= Silyl modified polymers =

Chemical compounds used in adhesives and sealants

Silyl-modified polymers (SMP; also silane-modified polymers, modified-silane polymers, MS polymers, silane-terminated polymers, etc.) are polymers terminating with a silyl group. SMPs are the main components in solvent-free and isocyanate-free sealant and adhesive products. Sealant products manufactured with silyl-modified polymers generally have most of the desirable properties of acrylic- or polyurethane-based products, including high opacity, short drying time, and good paint adhesion, as well as some key properties of silicone-based products, including adhesion to a wider range of substrate materials, higher temperature and UV resistance, higher elasticity, and greater resistance to bacteria and fungi.
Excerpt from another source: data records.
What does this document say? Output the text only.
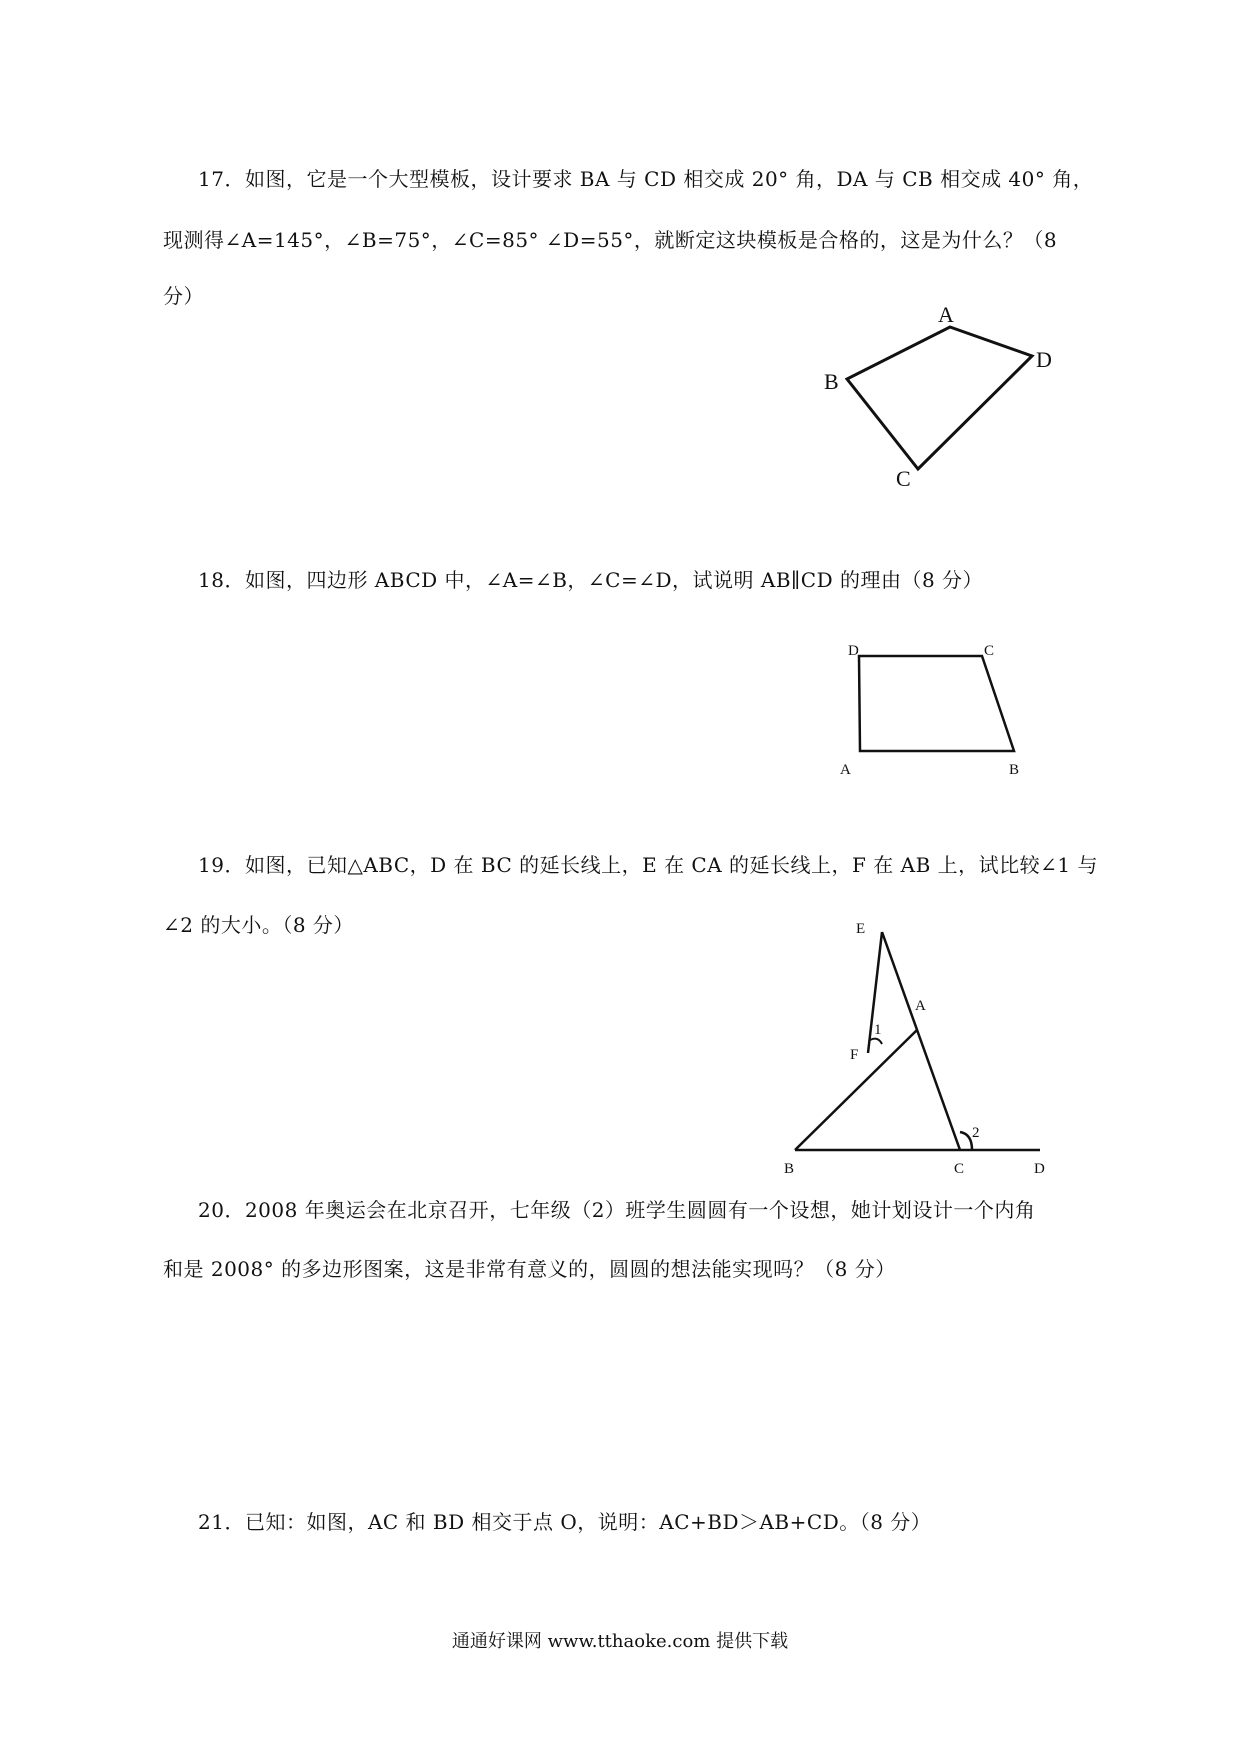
17．如图，它是一个大型模板，设计要求 BA 与 CD 相交成 20° 角，DA 与 CB 相交成 40° 角，
现测得∠A=145°，∠B=75°，∠C=85° ∠D=55°，就断定这块模板是合格的，这是为什么？（8
分）
A
D
B
C
18．如图，四边形 ABCD 中，∠A=∠B，∠C=∠D，试说明 AB∥CD 的理由（8 分）
D	C
A	B
19．如图，已知△ABC，D 在 BC 的延长线上，E 在 CA 的延长线上，F 在 AB 上，试比较∠1 与
∠2 的大小。（8 分）	E
A
1
F
2
B	C	D
20．2008 年奥运会在北京召开，七年级（2）班学生圆圆有一个设想，她计划设计一个内角
和是 2008° 的多边形图案，这是非常有意义的，圆圆的想法能实现吗？（8 分）
21．已知：如图，AC 和 BD 相交于点 O，说明：AC+BD＞AB+CD。（8 分）
通通好课网 www.tthaoke.com 提供下载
MS polymers consist of a polyether backbone with dimethoxy-silyl or trimethoxy-silyl ends, with trimethoxy-silyl groups being more reactive. Backbones can be linear with single or double ends, or branched for an increased amount of cross linking. Precursors can also be varied in the molecular weight and reactive silyl group concentration, resulting in variable cure times, strength, density, and hardness.

==Curing process==
The products cure from a liquid or gel state to a solid elastomer. Curing entails crosslinking by the hydrolysis of silyl ethers:
 2 RSi(OCH_{3})_{2}R' + H_{2}O → [RSi(OCH_{3})R']_{2}O + 2 CH_{3}OH

In a hydrolysis reaction, a catalyst and moisture is required to form an intermediate silanol, which then reacts to form siloxane linkages in a condensation process.

== Applications ==
Silyl-modified polymers are widely used in the formulation of high-performance elastic sealants and adhesives for the construction industry, particularly in modern prefabricated building structures and concrete expansion joints. Due to their high movement capability and durability, SMP sealants accommodate environmental stressors such as thermal expansion and contraction without losing adhesion. Compared to traditional polyurethane and silicone materials, SMP-based sealants offer enhanced resistance to UV degradation, minimal bubble formation during moisture curing, and low volatile organic compound (VOC) emissions, often aligning with European environmental standards such as REACH compliance and GEV-EMICODE EC1PLUS certification.